Confira a entrevista.

IHU On-Line – O que a pesquisa Economia das Favelas traz de novo para o debate sobre estas populações?

Renato Meirelles – Tudo. Até então, ninguém havia se debruçado sobre as favelas brasileiras de forma tão profunda. Os dados que foram coletados vão levar muito tempo para serem recebidos, analisados e discutidos pela sociedade, pelas instituições públicas e privadas, pelo terceiro setor, pelo governo etc. No entanto, um ponto é central em tudo isso: nosso estudo coloca a favela em outro lugar. A grande descoberta – o que, para mim, que já a estudava há muito tempo, não é tão novo – é que, se por um lado há uma imagem pejorativa e negativa das comunidades brasileiras, associada com pobreza, com falta de estrutura, com criminalidade e violência, quando você sobe os morros e entra nos becos descobre a real imagem: de que ali tem um monte de empreendedores, de potência econômica e de boas ideias.
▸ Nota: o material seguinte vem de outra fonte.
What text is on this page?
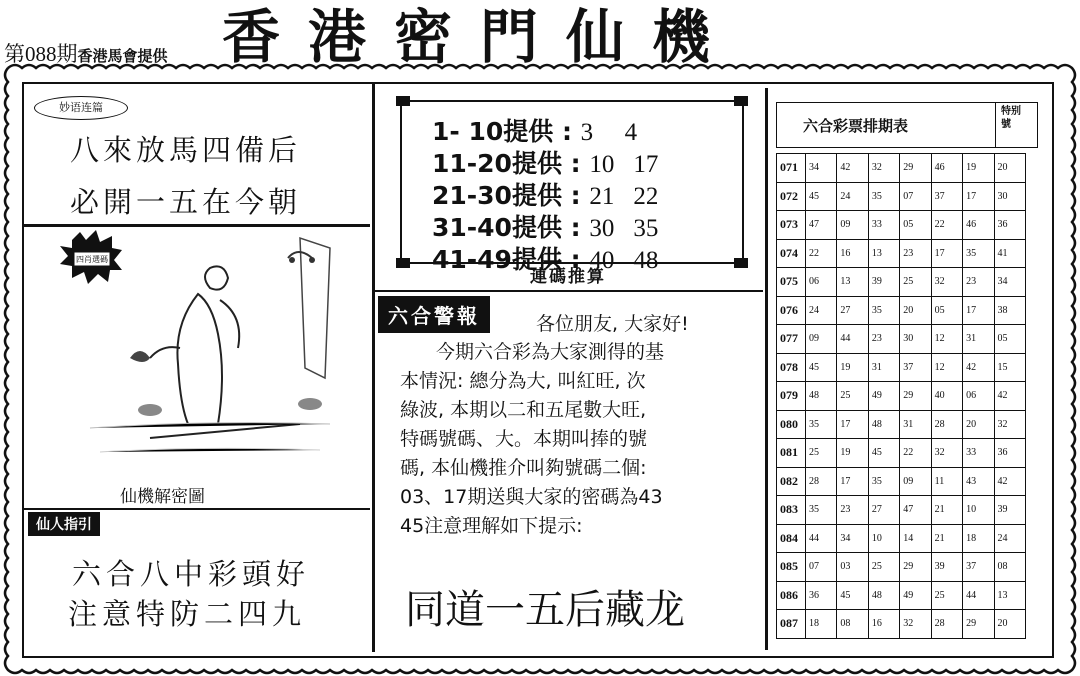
第088期香港馬會提供 香港密門仙機
妙语连篇
八來放馬四備后
必開一五在今朝
四肖選碼
仙機解密圖
仙人指引
六合八中彩頭好
注意特防二四九
1- 10提供 : 3 4
11-20提供 : 10 17
21-30提供 : 21 22
31-40提供 : 30 35
41-49提供 : 40 48
連碼推算
六合警報	各位朋友, 大家好!
今期六合彩為大家測得的基
本情況: 總分為大, 叫紅旺, 次
綠波, 本期以二和五尾數大旺,
特碼號碼、大。本期叫捧的號
碼, 本仙機推介叫夠號碼二個:
03、17期送與大家的密碼為43
45注意理解如下提示:
同道一五后藏龙
六合彩票排期表
特别號
071	34	42	32	29	46	19	20
072	45	24	35	07	37	17	30
073	47	09	33	05	22	46	36
074	22	16	13	23	17	35	41
075	06	13	39	25	32	23	34
076	24	27	35	20	05	17	38
077	09	44	23	30	12	31	05
078	45	19	31	37	12	42	15
079	48	25	49	29	40	06	42
080	35	17	48	31	28	20	32
081	25	19	45	22	32	33	36
082	28	17	35	09	11	43	42
083	35	23	27	47	21	10	39
084	44	34	10	14	21	18	24
085	07	03	25	29	39	37	08
086	36	45	48	49	25	44	13
087	18	08	16	32	28	29	20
IHU On-Line – O que mais o surpreendeu nos dados levantados pela pesquisa realizada pelos institutos Data Favela e Locomotiva, em parceria com a Central Única das Favelas - CUFA e a Comunidade Door?

Renato Meirelles – O tanto de sonhos. De ter uma casa própria a se aposentar, de ter saúde a ver quem se ama feliz, os moradores de favela revelaram todo um mundo de coisas que eles aspiram na vida. Mais do que isso, 52% deles respondem, sem hesitar: em breve não serão sonhos, mas realidades. Isso demonstra não apenas que a favela é um lugar de aspirações, de buscas, como também que ela está confiante de que vai chegar lá. É uma disrupção total com o senso comum que o “asfalto” tem.
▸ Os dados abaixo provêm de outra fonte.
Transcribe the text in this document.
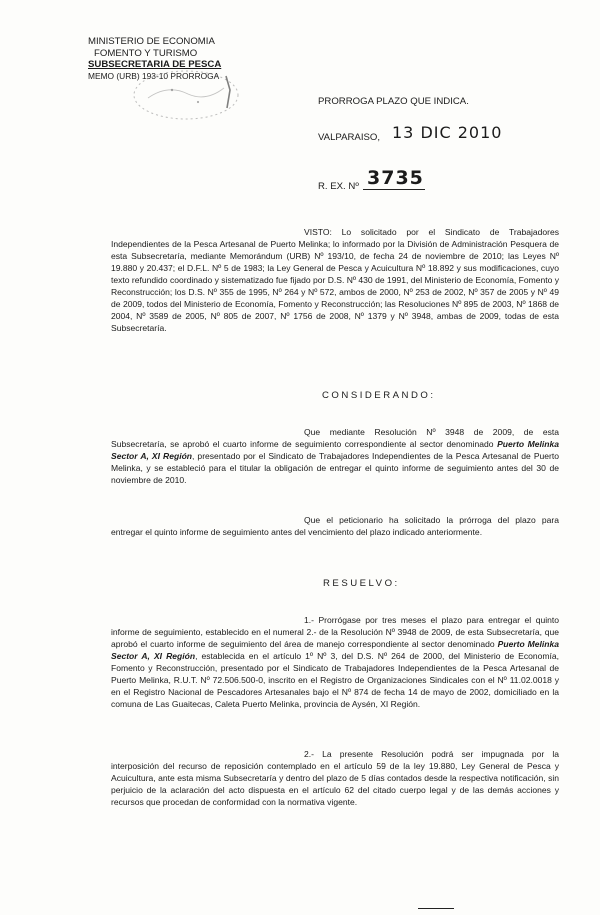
MINISTERIO DE ECONOMIA
FOMENTO Y TURISMO
SUBSECRETARIA DE PESCA
MEMO (URB) 193-10 PRORROGA
PRORROGA PLAZO QUE INDICA.
VALPARAISO, 13 DIC 2010
R. EX. Nº 3735
VISTO: Lo solicitado por el Sindicato de Trabajadores Independientes de la Pesca Artesanal de Puerto Melinka; lo informado por la División de Administración Pesquera de esta Subsecretaría, mediante Memorándum (URB) Nº 193/10, de fecha 24 de noviembre de 2010; las Leyes Nº 19.880 y 20.437; el D.F.L. Nº 5 de 1983; la Ley General de Pesca y Acuicultura Nº 18.892 y sus modificaciones, cuyo texto refundido coordinado y sistematizado fue fijado por D.S. Nº 430 de 1991, del Ministerio de Economía, Fomento y Reconstrucción; los D.S. Nº 355 de 1995, Nº 264 y Nº 572, ambos de 2000, Nº 253 de 2002, Nº 357 de 2005 y Nº 49 de 2009, todos del Ministerio de Economía, Fomento y Reconstrucción; las Resoluciones Nº 895 de 2003, Nº 1868 de 2004, Nº 3589 de 2005, Nº 805 de 2007, Nº 1756 de 2008, Nº 1379 y Nº 3948, ambas de 2009, todas de esta Subsecretaría.
CONSIDERANDO:
Que mediante Resolución Nº 3948 de 2009, de esta Subsecretaría, se aprobó el cuarto informe de seguimiento correspondiente al sector denominado Puerto Melinka Sector A, XI Región, presentado por el Sindicato de Trabajadores Independientes de la Pesca Artesanal de Puerto Melinka, y se estableció para el titular la obligación de entregar el quinto informe de seguimiento antes del 30 de noviembre de 2010.
Que el peticionario ha solicitado la prórroga del plazo para entregar el quinto informe de seguimiento antes del vencimiento del plazo indicado anteriormente.
RESUELVO:
1.- Prorrógase por tres meses el plazo para entregar el quinto informe de seguimiento, establecido en el numeral 2.- de la Resolución Nº 3948 de 2009, de esta Subsecretaría, que aprobó el cuarto informe de seguimiento del área de manejo correspondiente al sector denominado Puerto Melinka Sector A, XI Región, establecida en el artículo 1º Nº 3, del D.S. Nº 264 de 2000, del Ministerio de Economía, Fomento y Reconstrucción, presentado por el Sindicato de Trabajadores Independientes de la Pesca Artesanal de Puerto Melinka, R.U.T. Nº 72.506.500-0, inscrito en el Registro de Organizaciones Sindicales con el Nº 11.02.0018 y en el Registro Nacional de Pescadores Artesanales bajo el Nº 874 de fecha 14 de mayo de 2002, domiciliado en la comuna de Las Guaitecas, Caleta Puerto Melinka, provincia de Aysén, XI Región.
2.- La presente Resolución podrá ser impugnada por la interposición del recurso de reposición contemplado en el artículo 59 de la ley 19.880, Ley General de Pesca y Acuicultura, ante esta misma Subsecretaría y dentro del plazo de 5 días contados desde la respectiva notificación, sin perjuicio de la aclaración del acto dispuesta en el artículo 62 del citado cuerpo legal y de las demás acciones y recursos que procedan de conformidad con la normativa vigente.
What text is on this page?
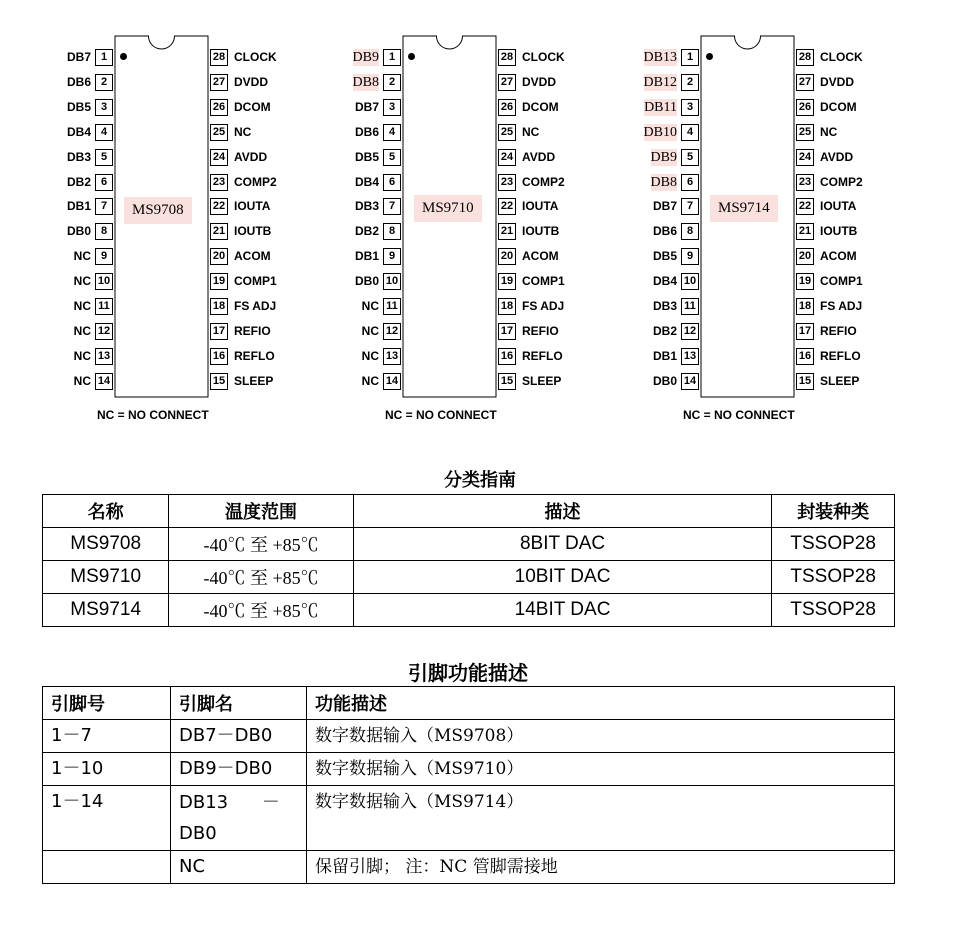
MS9708
DB7 1
DB6 2
DB5 3
DB4 4
DB3 5
DB2 6
DB1 7
DB0 8
NC 9
NC 10
NC 11
NC 12
NC 13
NC 14
28 CLOCK
27 DVDD
26 DCOM
25 NC
24 AVDD
23 COMP2
22 IOUTA
21 IOUTB
20 ACOM
19 COMP1
18 FS ADJ
17 REFIO
16 REFLO
15 SLEEP
NC = NO CONNECT
MS9710
DB9 1
DB8 2
DB7 3
DB6 4
DB5 5
DB4 6
DB3 7
DB2 8
DB1 9
DB0 10
NC 11
NC 12
NC 13
NC 14
28 CLOCK
27 DVDD
26 DCOM
25 NC
24 AVDD
23 COMP2
22 IOUTA
21 IOUTB
20 ACOM
19 COMP1
18 FS ADJ
17 REFIO
16 REFLO
15 SLEEP
NC = NO CONNECT
MS9714
DB13 1
DB12 2
DB11 3
DB10 4
DB9 5
DB8 6
DB7 7
DB6 8
DB5 9
DB4 10
DB3 11
DB2 12
DB1 13
DB0 14
28 CLOCK
27 DVDD
26 DCOM
25 NC
24 AVDD
23 COMP2
22 IOUTA
21 IOUTB
20 ACOM
19 COMP1
18 FS ADJ
17 REFIO
16 REFLO
15 SLEEP
NC = NO CONNECT
分类指南
名称	温度范围	描述	封装种类
MS9708	-40℃ 至 +85℃	8BIT DAC	TSSOP28
MS9710	-40℃ 至 +85℃	10BIT DAC	TSSOP28
MS9714	-40℃ 至 +85℃	14BIT DAC	TSSOP28
引脚功能描述
引脚号	引脚名	功能描述
1－7	DB7－DB0	数字数据输入（MS9708）
1－10	DB9－DB0	数字数据输入（MS9710）
1－14	DB13 － DB0	数字数据输入（MS9714）
	NC	保留引脚； 注：NC 管脚需接地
IHU On-Line – Quais as limitações e potencialidades de se pensar as Favelas em perspectiva com dados econômicos dos Estados brasileiros? Até que ponto faz sentido fazer comparações? Por que elas são ilustrativas?

Renato Meirelles – Na Locomotiva, nós gostamos muito de fazer comparações desse tipo, e inclusive bolamos uma pequena série nas nossas redes sociais, no final do ano passado, chamando a atenção para os países que existem dentro do Brasil. Elas são ilustrativas porque evidenciam as nossas potencialidades. A movimentação de dinheiro das favelas brasileiras é maior do que o PIB de Honduras, por exemplo – o que nos permite dizer que temos a população inteira de um país dentro do nosso, com algo em comum. Mas não é apenas ilustrativo, porque se você observar essa afirmação com calma, vai notar a potência e a responsabilidade que o Brasil tem diante de suas questões – como é o caso das favelas. Isso vale para os estados e seus respectivos governos.

IHU On-Line – Um dos dados divulgados pela pesquisa aponta, de um lado, certo pessimismo em relação ao Brasil, mas, de outro, otimismo em relação ao crescimento pessoal. O que isso significa em termos de compreensão política dos cidadãos?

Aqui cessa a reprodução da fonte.